Interior spread from the book, featuring the 1990 Dreamhouse

Photo: Evelyn Pustka for Pin–Up

While the Dreamhouse was an “aspirational feminine power fantasy” (to borrow from Elle Decor’s Camille Okhio, whose writing also appears in the book), in many ways the house is equipped to move far beyond the domestic performances of gender, despite implying them in other ways. (Yes, I’m looking at you, Barbie feet.) Just as the development of Becky eventually led to an ADA-accessible home, what design shifts will follow, say, after the 2019 introduction of a gender-neutral doll, or 2021’s first trans femme Barbie, modeled after Laverne Cox

Barbie Dreamhouse: An Architectural Survey

Photo: Evelyn Pustka for Pin–Up

While the book certainly doesn’t attempt to provide an exhaustive look at some of these big questions or the history of inclusive design at Mattel, it concisely highlights the power in expressing individual subjectivity, fantasies, and desires through decor.
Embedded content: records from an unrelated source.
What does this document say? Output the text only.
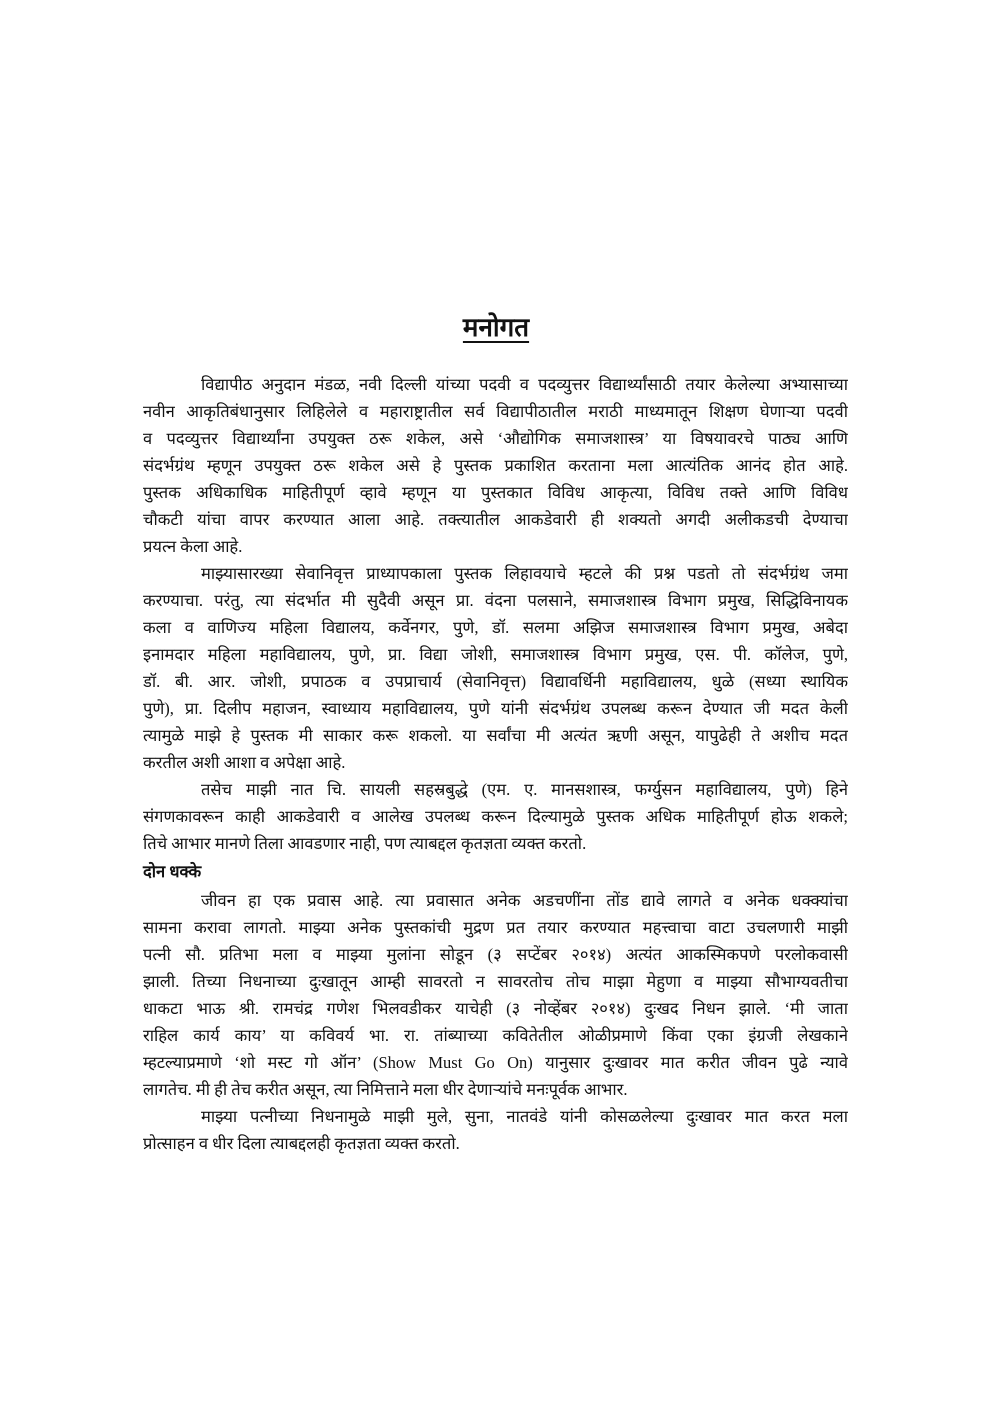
मनोगत
विद्यापीठ अनुदान मंडळ, नवी दिल्ली यांच्या पदवी व पदव्युत्तर विद्यार्थ्यांसाठी तयार केलेल्या अभ्यासाच्या
नवीन आकृतिबंधानुसार लिहिलेले व महाराष्ट्रातील सर्व विद्यापीठातील मराठी माध्यमातून शिक्षण घेणाऱ्या पदवी
व पदव्युत्तर विद्यार्थ्यांना उपयुक्त ठरू शकेल, असे ‘औद्योगिक समाजशास्त्र’ या विषयावरचे पाठ्य आणि
संदर्भग्रंथ म्हणून उपयुक्त ठरू शकेल असे हे पुस्तक प्रकाशित करताना मला आत्यंतिक आनंद होत आहे.
पुस्तक अधिकाधिक माहितीपूर्ण व्हावे म्हणून या पुस्तकात विविध आकृत्या, विविध तक्ते आणि विविध
चौकटी यांचा वापर करण्यात आला आहे. तक्त्यातील आकडेवारी ही शक्यतो अगदी अलीकडची देण्याचा
प्रयत्न केला आहे.
माझ्यासारख्या सेवानिवृत्त प्राध्यापकाला पुस्तक लिहावयाचे म्हटले की प्रश्न पडतो तो संदर्भग्रंथ जमा
करण्याचा. परंतु, त्या संदर्भात मी सुदैवी असून प्रा. वंदना पलसाने, समाजशास्त्र विभाग प्रमुख, सिद्धिविनायक
कला व वाणिज्य महिला विद्यालय, कर्वेनगर, पुणे, डॉ. सलमा अझिज समाजशास्त्र विभाग प्रमुख, अबेदा
इनामदार महिला महाविद्यालय, पुणे, प्रा. विद्या जोशी, समाजशास्त्र विभाग प्रमुख, एस. पी. कॉलेज, पुणे,
डॉ. बी. आर. जोशी, प्रपाठक व उपप्राचार्य (सेवानिवृत्त) विद्यावर्धिनी महाविद्यालय, धुळे (सध्या स्थायिक
पुणे), प्रा. दिलीप महाजन, स्वाध्याय महाविद्यालय, पुणे यांनी संदर्भग्रंथ उपलब्ध करून देण्यात जी मदत केली
त्यामुळे माझे हे पुस्तक मी साकार करू शकलो. या सर्वांचा मी अत्यंत ऋणी असून, यापुढेही ते अशीच मदत
करतील अशी आशा व अपेक्षा आहे.
तसेच माझी नात चि. सायली सहस्रबुद्धे (एम. ए. मानसशास्त्र, फर्ग्युसन महाविद्यालय, पुणे) हिने
संगणकावरून काही आकडेवारी व आलेख उपलब्ध करून दिल्यामुळे पुस्तक अधिक माहितीपूर्ण होऊ शकले;
तिचे आभार मानणे तिला आवडणार नाही, पण त्याबद्दल कृतज्ञता व्यक्त करतो.
दोन धक्के
जीवन हा एक प्रवास आहे. त्या प्रवासात अनेक अडचणींना तोंड द्यावे लागते व अनेक धक्क्यांचा
सामना करावा लागतो. माझ्या अनेक पुस्तकांची मुद्रण प्रत तयार करण्यात महत्त्वाचा वाटा उचलणारी माझी
पत्नी सौ. प्रतिभा मला व माझ्या मुलांना सोडून (३ सप्टेंबर २०१४) अत्यंत आकस्मिकपणे परलोकवासी
झाली. तिच्या निधनाच्या दुःखातून आम्ही सावरतो न सावरतोच तोच माझा मेहुणा व माझ्या सौभाग्यवतीचा
धाकटा भाऊ श्री. रामचंद्र गणेश भिलवडीकर याचेही (३ नोव्हेंबर २०१४) दुःखद निधन झाले. ‘मी जाता
राहिल कार्य काय’ या कविवर्य भा. रा. तांब्याच्या कवितेतील ओळीप्रमाणे किंवा एका इंग्रजी लेखकाने
म्हटल्याप्रमाणे ‘शो मस्ट गो ऑन’ (Show Must Go On) यानुसार दुःखावर मात करीत जीवन पुढे न्यावे
लागतेच. मी ही तेच करीत असून, त्या निमित्ताने मला धीर देणाऱ्यांचे मनःपूर्वक आभार.
माझ्या पत्नीच्या निधनामुळे माझी मुले, सुना, नातवंडे यांनी कोसळलेल्या दुःखावर मात करत मला
प्रोत्साहन व धीर दिला त्याबद्दलही कृतज्ञता व्यक्त करतो.
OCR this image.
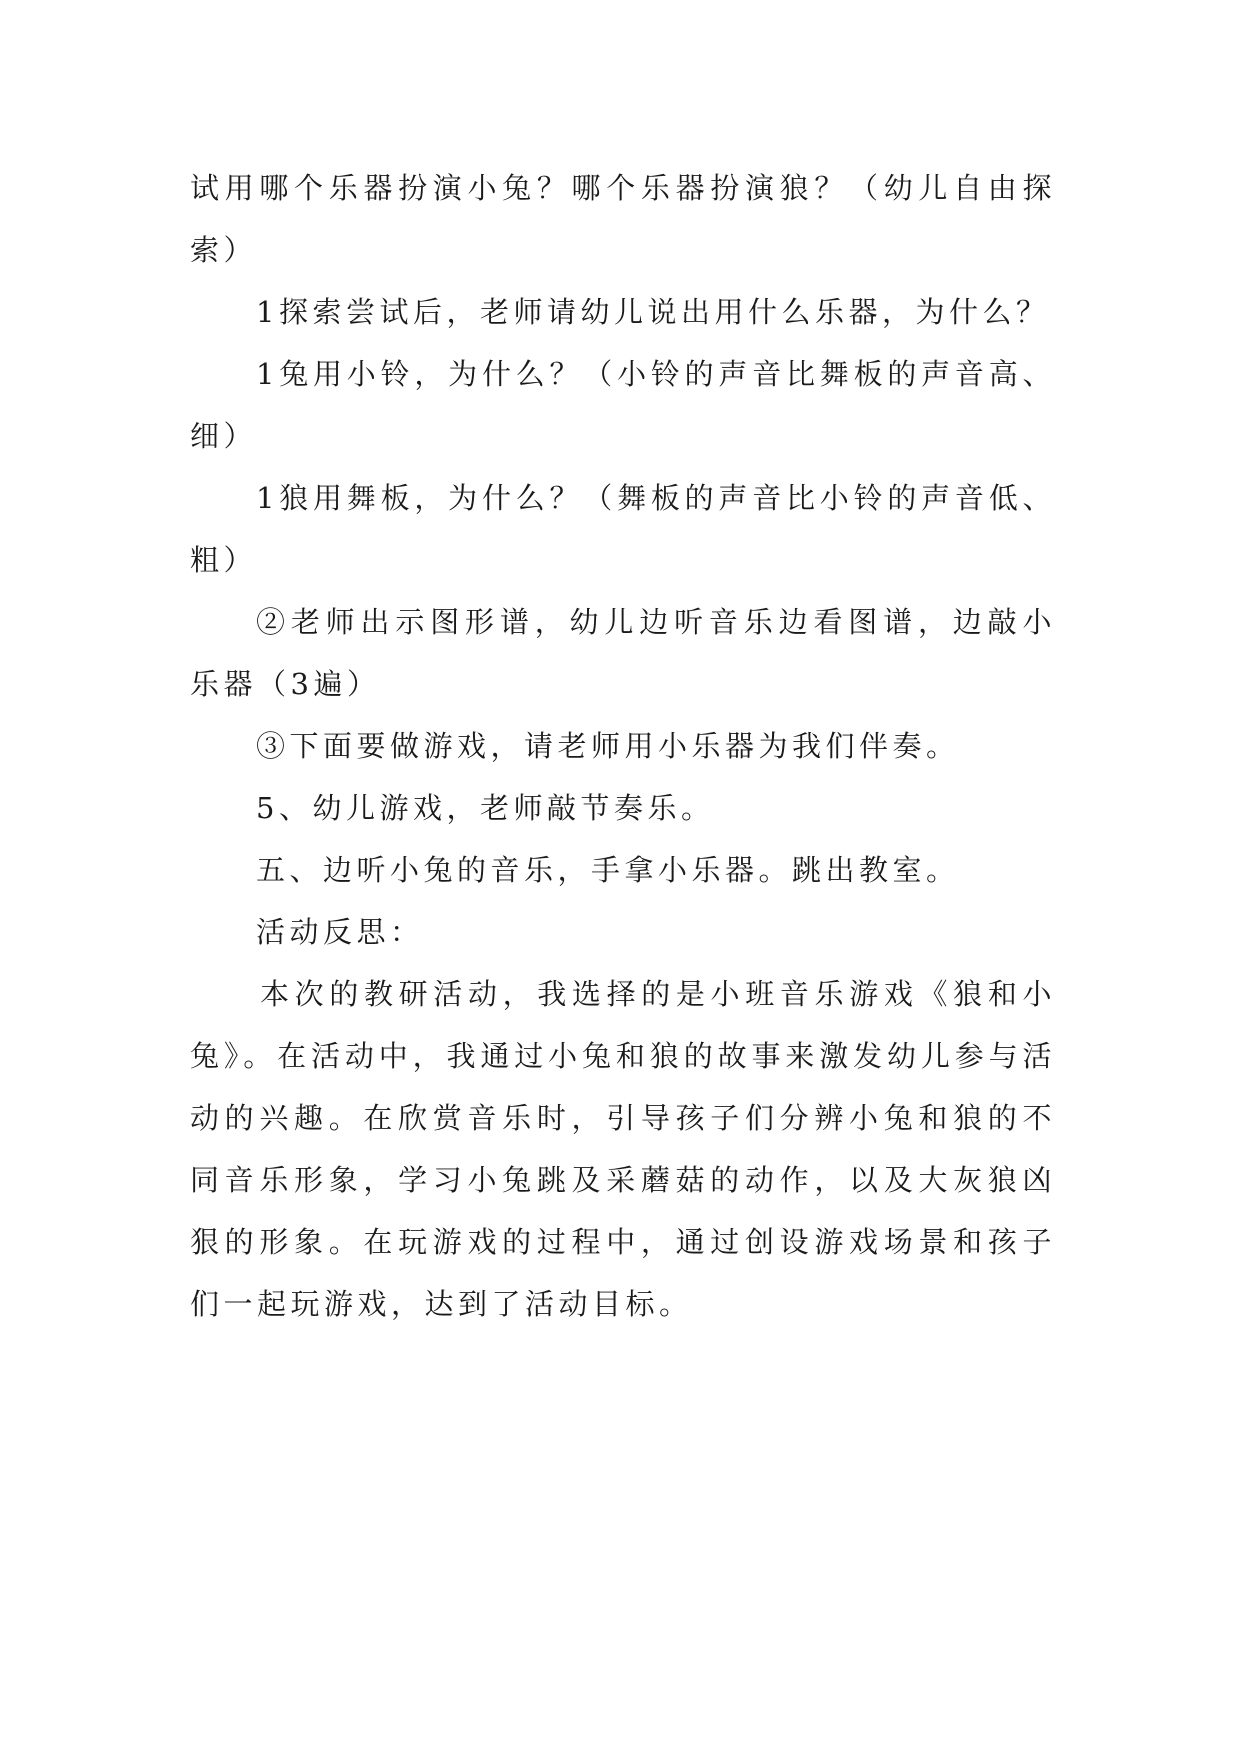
试用哪个乐器扮演小兔？哪个乐器扮演狼？（幼儿自由探索）

1探索尝试后，老师请幼儿说出用什么乐器，为什么？

1兔用小铃，为什么？（小铃的声音比舞板的声音高、细）

1狼用舞板，为什么？（舞板的声音比小铃的声音低、粗）

②老师出示图形谱，幼儿边听音乐边看图谱，边敲小乐器（3遍）

③下面要做游戏，请老师用小乐器为我们伴奏。

5、幼儿游戏，老师敲节奏乐。

五、边听小兔的音乐，手拿小乐器。跳出教室。

活动反思：

本次的教研活动，我选择的是小班音乐游戏《狼和小兔》。在活动中，我通过小兔和狼的故事来激发幼儿参与活动的兴趣。在欣赏音乐时，引导孩子们分辨小兔和狼的不同音乐形象，学习小兔跳及采蘑菇的动作，以及大灰狼凶狠的形象。在玩游戏的过程中，通过创设游戏场景和孩子们一起玩游戏，达到了活动目标。
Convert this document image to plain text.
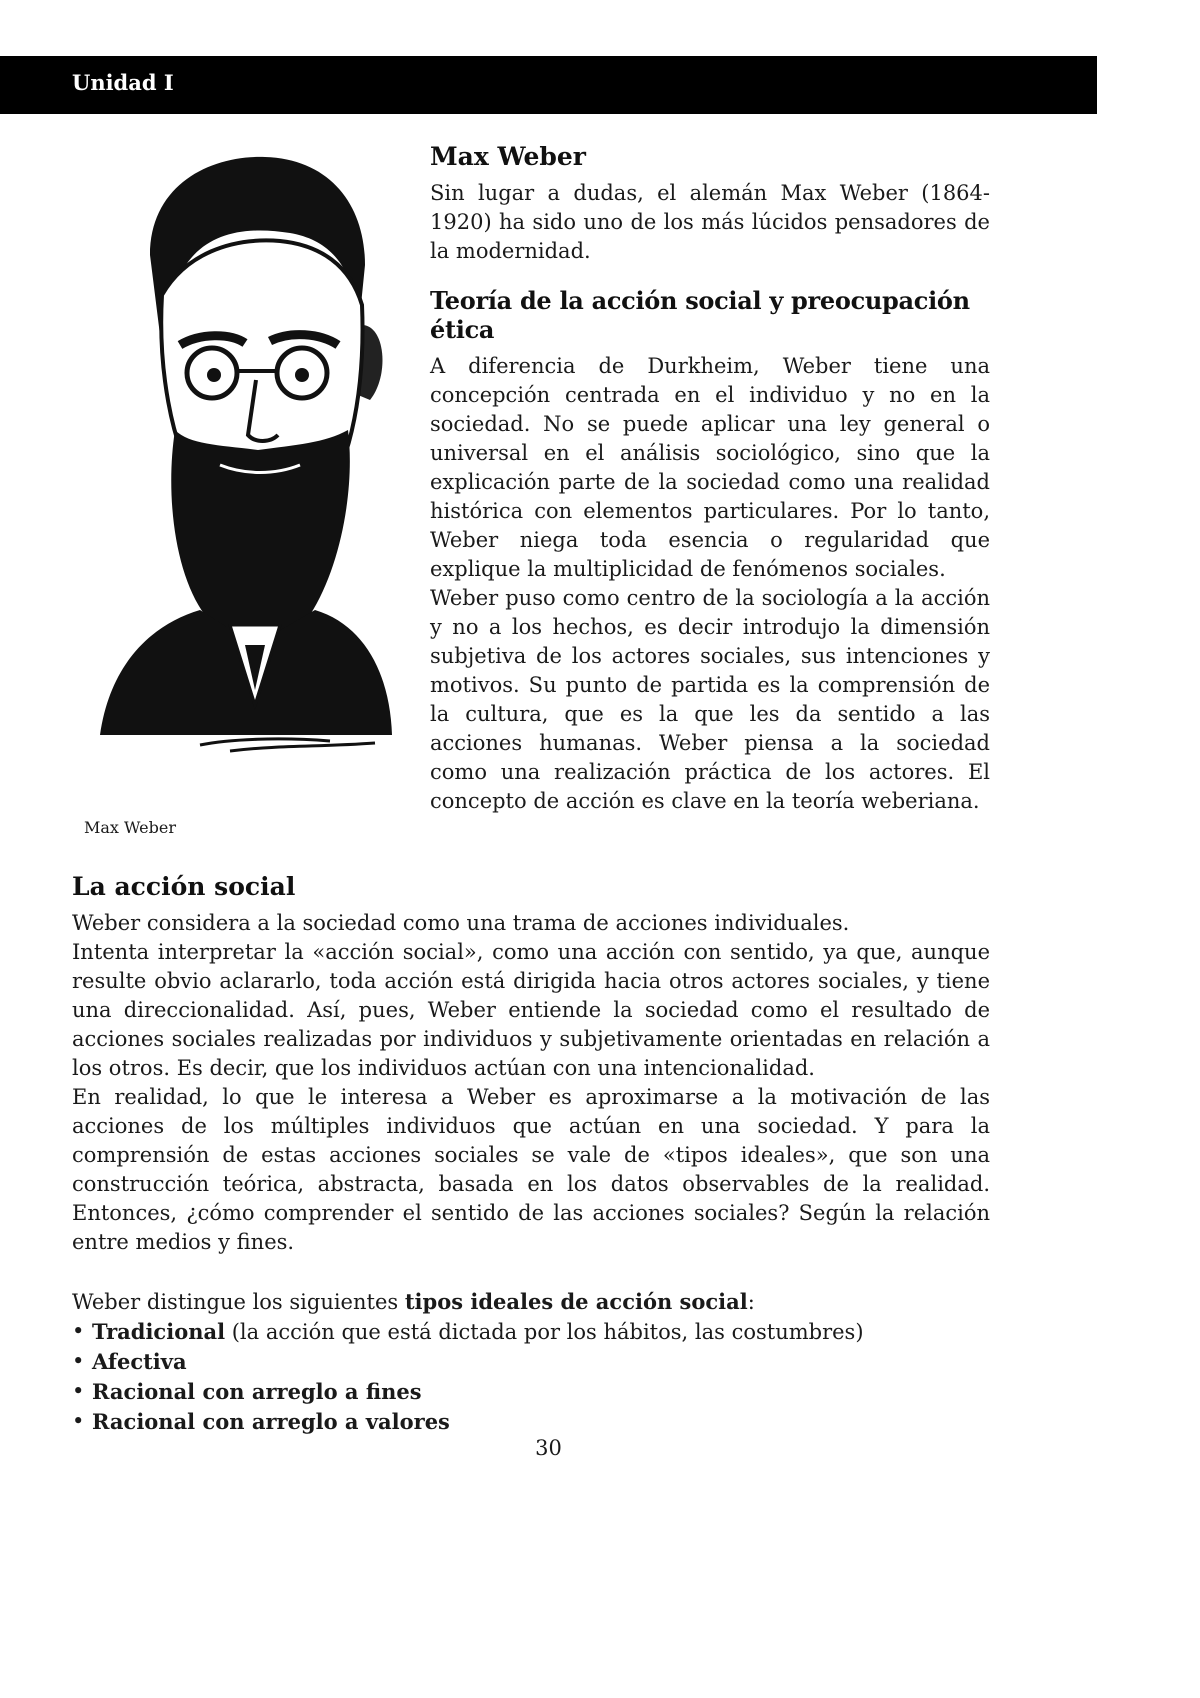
Unidad I
Max Weber
Max Weber

Sin lugar a dudas, el alemán Max Weber (1864-1920) ha sido uno de los más lúcidos pensadores de la modernidad.

Teoría de la acción social y preocupación ética

A diferencia de Durkheim, Weber tiene una concepción centrada en el individuo y no en la sociedad. No se puede aplicar una ley general o universal en el análisis sociológico, sino que la explicación parte de la sociedad como una realidad histórica con elementos particulares. Por lo tanto, Weber niega toda esencia o regularidad que explique la multiplicidad de fenómenos sociales.

Weber puso como centro de la sociología a la acción y no a los hechos, es decir introdujo la dimensión subjetiva de los actores sociales, sus intenciones y motivos. Su punto de partida es la comprensión de la cultura, que es la que les da sentido a las acciones humanas. Weber piensa a la sociedad como una realización práctica de los actores. El concepto de acción es clave en la teoría weberiana.

La acción social

Weber considera a la sociedad como una trama de acciones individuales.

Intenta interpretar la «acción social», como una acción con sentido, ya que, aunque resulte obvio aclararlo, toda acción está dirigida hacia otros actores sociales, y tiene una direccionalidad. Así, pues, Weber entiende la sociedad como el resultado de acciones sociales realizadas por individuos y subjetivamente orientadas en relación a los otros. Es decir, que los individuos actúan con una intencionalidad.

En realidad, lo que le interesa a Weber es aproximarse a la motivación de las acciones de los múltiples individuos que actúan en una sociedad. Y para la comprensión de estas acciones sociales se vale de «tipos ideales», que son una construcción teórica, abstracta, basada en los datos observables de la realidad. Entonces, ¿cómo comprender el sentido de las acciones sociales? Según la relación entre medios y fines.

Weber distingue los siguientes tipos ideales de acción social:

• Tradicional (la acción que está dictada por los hábitos, las costumbres)
• Afectiva
• Racional con arreglo a fines
• Racional con arreglo a valores
30
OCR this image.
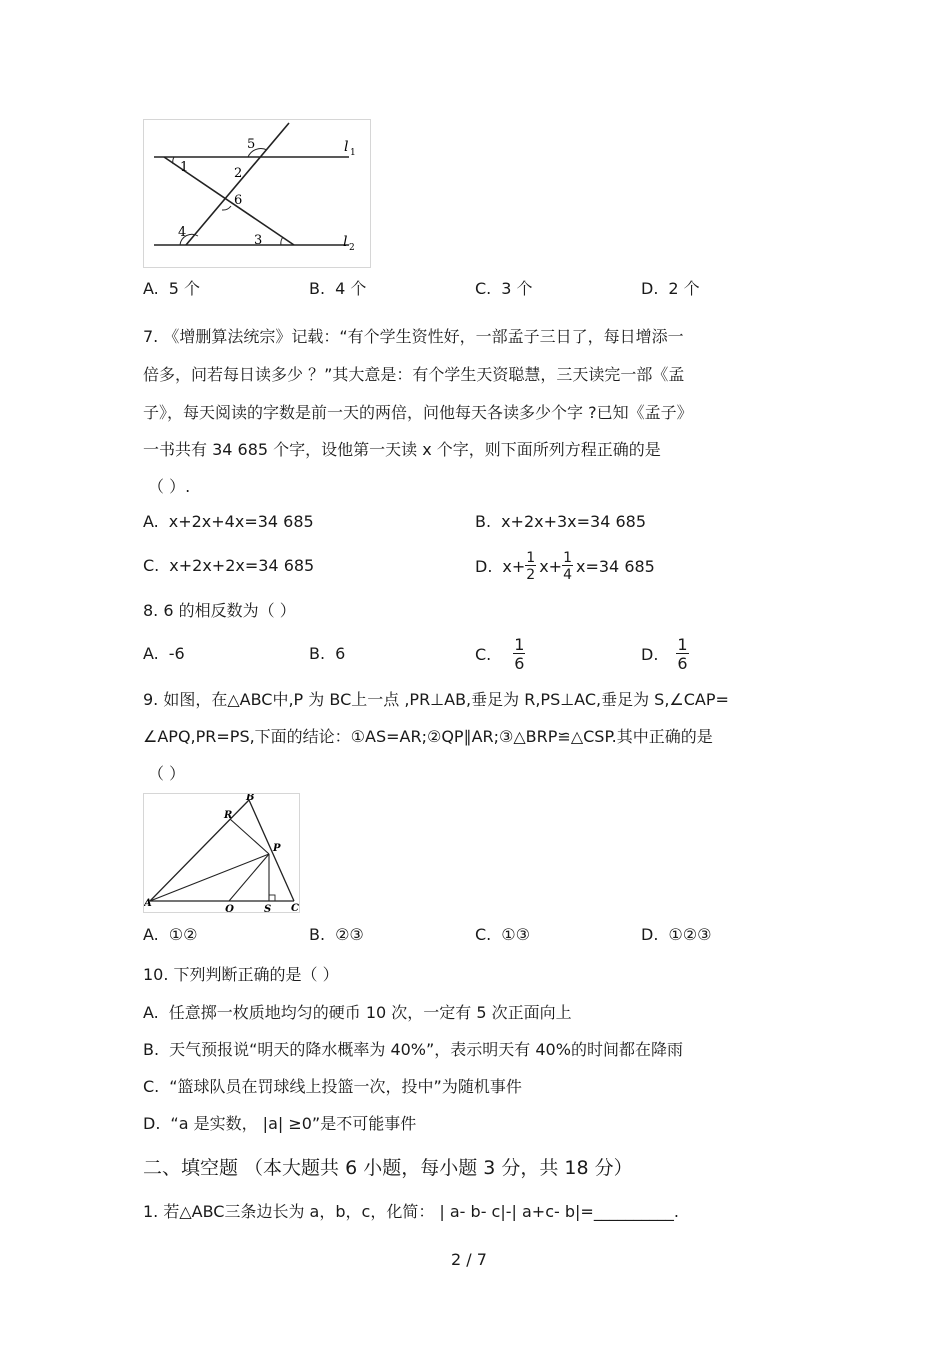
l 1
l 2
1	2
3
4
5
6
A. 5 个	B. 4 个	C. 3 个	D. 2 个
7. 《增删算法统宗》记载：“有个学生资性好，一部孟子三日了，每日增添一
倍多，问若每日读多少 ？”其大意是：有个学生天资聪慧，三天读完一部《孟
子》，每天阅读的字数是前一天的两倍，问他每天各读多少个字 ?已知《孟子》
一书共有 34 685 个字，设他第一天读 x 个字，则下面所列方程正确的是
（ ）.
A. x+2x+4x=34 685	B. x+2x+3x=34 685
C. x+2x+2x=34 685	D. $x+ \frac{1}{2} x+ \frac{1}{4} x=34$ 685
8. 6 的相反数为（ ）
A. -6	B. 6	C. $\frac{1}{6}$	D. $\frac{1}{6}$
9. 如图，在△ABC中,P 为 BC上一点 ,PR⊥AB,垂足为 R,PS⊥AC,垂足为 S,∠CAP=
∠APQ,PR=PS,下面的结论：①AS=AR;②QP∥AR;③△BRP≌△CSP.其中正确的是
（ ）
A
B
C
P
Q
R
S
A. ①②	B. ②③	C. ①③	D. ①②③
10. 下列判断正确的是（ ）
A. 任意掷一枚质地均匀的硬币 10 次，一定有 5 次正面向上
B. 天气预报说“明天的降水概率为 40%”，表示明天有 40%的时间都在降雨
C. “篮球队员在罚球线上投篮一次，投中”为随机事件
D. “a 是实数， |a| ≥0”是不可能事件
二、填空题 （本大题共 6 小题，每小题 3 分，共 18 分）
1. 若△ABC三条边长为 a，b，c，化简： | a- b- c|-| a+c- b|=__________.
2 / 7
This is apparent in the very design of the book, which features interiors and objects rather than Barbie herself.  

Colomina likens the Dreamhouse to television sets: “It’s a performance of domestic life for a public audience,” she writes. “In that way, Barbie has been Instagram-ready since 1962.” Indeed, these ideas have been augmented in digital spaces, perhaps going back to Mattel’s first Barbie Magical House computer game in 1994. In our current digital culture of 3D rendering, virtual reality, and the metaverse, anyone can theoretically design and occupy their own dream home, even if it’s just through a screen. 

“Our perspective is informed by where we stand today, looking back on six decades of the Dreamhouse at a moment when Barbiecore has never been so mainstream and gender never more a form of drag, home ownership never less unattainable, and domesticity never before so performative,” the editors write. Most of all, the book affirms that the Dreamhouse will continue to trace our culture’s current fascinations and predicaments through toys, fashion, and interior design. As a stage for reflecting the present and imagining new futures, the Barbie Dreamhouse will live on.